Washington, D.C. – Senate Majority Leader Chuck Schumer (D-NY) today spoke on the Senate floor on new letters sent to the Judicial Conference and the Chief Judge of the Northern District of Texas urging the adoption of the Judicial Conference’s recently announced commonsense policy reforms limiting judge shopping. Below are Senator Schumer’s remarks, which can also be viewed here:
Last week, I was very pleased that the Judicial Conference announced commonsense policy reforms limiting the practice of judge shopping, by having civil cases with statewide or nationwide implications assigned to judges at random. Unfortunately not everyone was pleased, namely those on the right who have made judge shopping their specialty.
So today, I am sending a follow up letter to the Judicial Conference encouraging them to defend their policy as it is implemented across the country.
I am also writing the Chief Judge of the Northern District of Texas, where judge shopping has been rampant, urging him to apply the reforms of the Judicial Conference as quickly as possible.
When I wrote to the Chief Judge roughly a year ago about judge shopping, he said fixing the problem through random assignments presented logistical challenges.
So in my letter today I will ask the judge to please explain—how many civil cases with statewide or national injunctions does his jurisdiction handle? How does the district create rules for case assignment? How will they implement the Judicial Conference’s rules to ensure public trust?
The answers to these questions would greatly inform us in the Senate as we think about ways to strengthen the judiciary.
And I must say, over the past week or so, I’ve been troubled to hear some of my colleagues on the other side attack the Judicial Conference simply for doing its job, which Congress authorized it to do over a century ago.
My Republican colleagues forget, or ignore, that even their side has acknowledged in the past that not only is judge shopping a problem, but that the Judicial Conference itself has a role to play to address it.
But now, some Republicans are howling at the moon over this announcement. My friend, the Republican Leader, for one, led his colleagues in writing a number of chief judges urging them to basically ignore the Judicial Conference.
Let me say this: judge shopping as it is practiced here in Texas distorts the entire judicial system. There is only one judge sitting in one district. Hard-right plaintiffs from across the country know they can bring their cases and get it before a judge who has views that are way over.
It jaundices the fairness of the legal system when you know there's one judge sitting and he or she has a particular philosophy and you have to get that judge when you file a case. Again, it attracts hard-right plaintiffs who are so unrepresentative of America like bees to honey, and they all flock to those one or two or three judicial districts where there is one judge or a minimal number of judges sitting.
My Republican colleagues refused to actually explain why judge shopping is remotely defensible, because it so distorts the system so distorts the system and casts a cloud of unfairness over our whole judicial system, like the system is sort of rigged because you know you can get this judge and you know what the outcome will be.
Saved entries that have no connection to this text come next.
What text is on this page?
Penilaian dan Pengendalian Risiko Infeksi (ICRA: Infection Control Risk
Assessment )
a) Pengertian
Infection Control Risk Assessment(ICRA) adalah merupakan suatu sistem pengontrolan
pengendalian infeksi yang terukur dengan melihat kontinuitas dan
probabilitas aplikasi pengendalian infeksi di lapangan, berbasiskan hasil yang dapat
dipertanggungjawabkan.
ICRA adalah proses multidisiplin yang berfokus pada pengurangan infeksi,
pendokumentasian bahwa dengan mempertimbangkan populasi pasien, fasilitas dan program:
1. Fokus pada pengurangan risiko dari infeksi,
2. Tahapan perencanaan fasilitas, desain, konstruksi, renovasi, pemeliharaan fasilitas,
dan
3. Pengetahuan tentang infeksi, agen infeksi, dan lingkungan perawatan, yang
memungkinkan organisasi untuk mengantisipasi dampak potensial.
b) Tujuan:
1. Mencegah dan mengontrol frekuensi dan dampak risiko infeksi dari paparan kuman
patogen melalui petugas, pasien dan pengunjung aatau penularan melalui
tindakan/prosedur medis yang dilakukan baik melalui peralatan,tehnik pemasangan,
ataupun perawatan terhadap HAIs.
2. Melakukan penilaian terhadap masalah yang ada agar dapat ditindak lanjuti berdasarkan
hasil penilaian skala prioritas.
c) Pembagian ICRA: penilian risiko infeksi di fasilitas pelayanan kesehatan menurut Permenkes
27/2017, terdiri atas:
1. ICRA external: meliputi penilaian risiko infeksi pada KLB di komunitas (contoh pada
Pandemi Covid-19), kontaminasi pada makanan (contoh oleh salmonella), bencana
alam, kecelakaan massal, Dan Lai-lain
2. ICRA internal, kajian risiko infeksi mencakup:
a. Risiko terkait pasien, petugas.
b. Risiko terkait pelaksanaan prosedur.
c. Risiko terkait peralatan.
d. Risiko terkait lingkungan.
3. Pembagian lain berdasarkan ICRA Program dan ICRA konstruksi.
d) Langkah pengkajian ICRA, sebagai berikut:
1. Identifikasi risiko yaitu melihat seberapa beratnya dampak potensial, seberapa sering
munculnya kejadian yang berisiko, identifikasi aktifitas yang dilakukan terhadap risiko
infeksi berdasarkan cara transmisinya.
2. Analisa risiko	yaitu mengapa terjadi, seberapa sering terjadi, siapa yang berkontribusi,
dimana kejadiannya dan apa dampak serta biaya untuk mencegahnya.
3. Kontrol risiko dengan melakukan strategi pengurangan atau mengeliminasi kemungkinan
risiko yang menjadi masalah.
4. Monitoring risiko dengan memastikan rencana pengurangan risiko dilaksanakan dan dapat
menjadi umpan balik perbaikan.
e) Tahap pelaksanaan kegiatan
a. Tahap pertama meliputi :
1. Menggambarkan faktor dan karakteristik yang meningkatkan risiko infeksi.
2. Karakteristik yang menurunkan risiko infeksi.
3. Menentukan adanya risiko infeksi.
The mifepristone is the most glaring immediate example. Of course my Republican colleagues don't explain why, by the way, because of course they can’t say the quiet part out loud: judge shopping is a key part of the hard right toolkit, something they built up over the years.
Just take the example of the Amarillo Division of the Northern District of Texas, where a single district judge has become the darling of extremist litigants for his outlandishly fringe opinions on everything from birth control, to affordable health care, to LGBTQ discrimination.
Republicans might not want to openly say it, at least those who are opposed here but nobody is being fooled here: conservatives go to this one judge because they know he’s on their side ideologically. What an abuse of the functioning of our federal courts.
So yes: the Judicial Conference was right to issue reforms to limit judge shopping.
Neither philosophy should be able to cherry pick judges of their choice. Random assignment is the way it works for nearly every court in the country.
I am always ready to work with Senators from either party to consider all commonsense ways to improve how our courts are administered. I wholeheartedly agree that Congress should take its role of judicial oversight seriously – particularly at a time when activist judges committed to special interests are eroding the rule of law. Congress must provide a check on the judiciary, and that's what the founding fathers intended for in legislation for decades even centuries also points out
But in this instance, it is troubling that Republicans can’t seem to admit the obvious: abuses like the ones we see coming out of the Northern District of Texas should come to an end.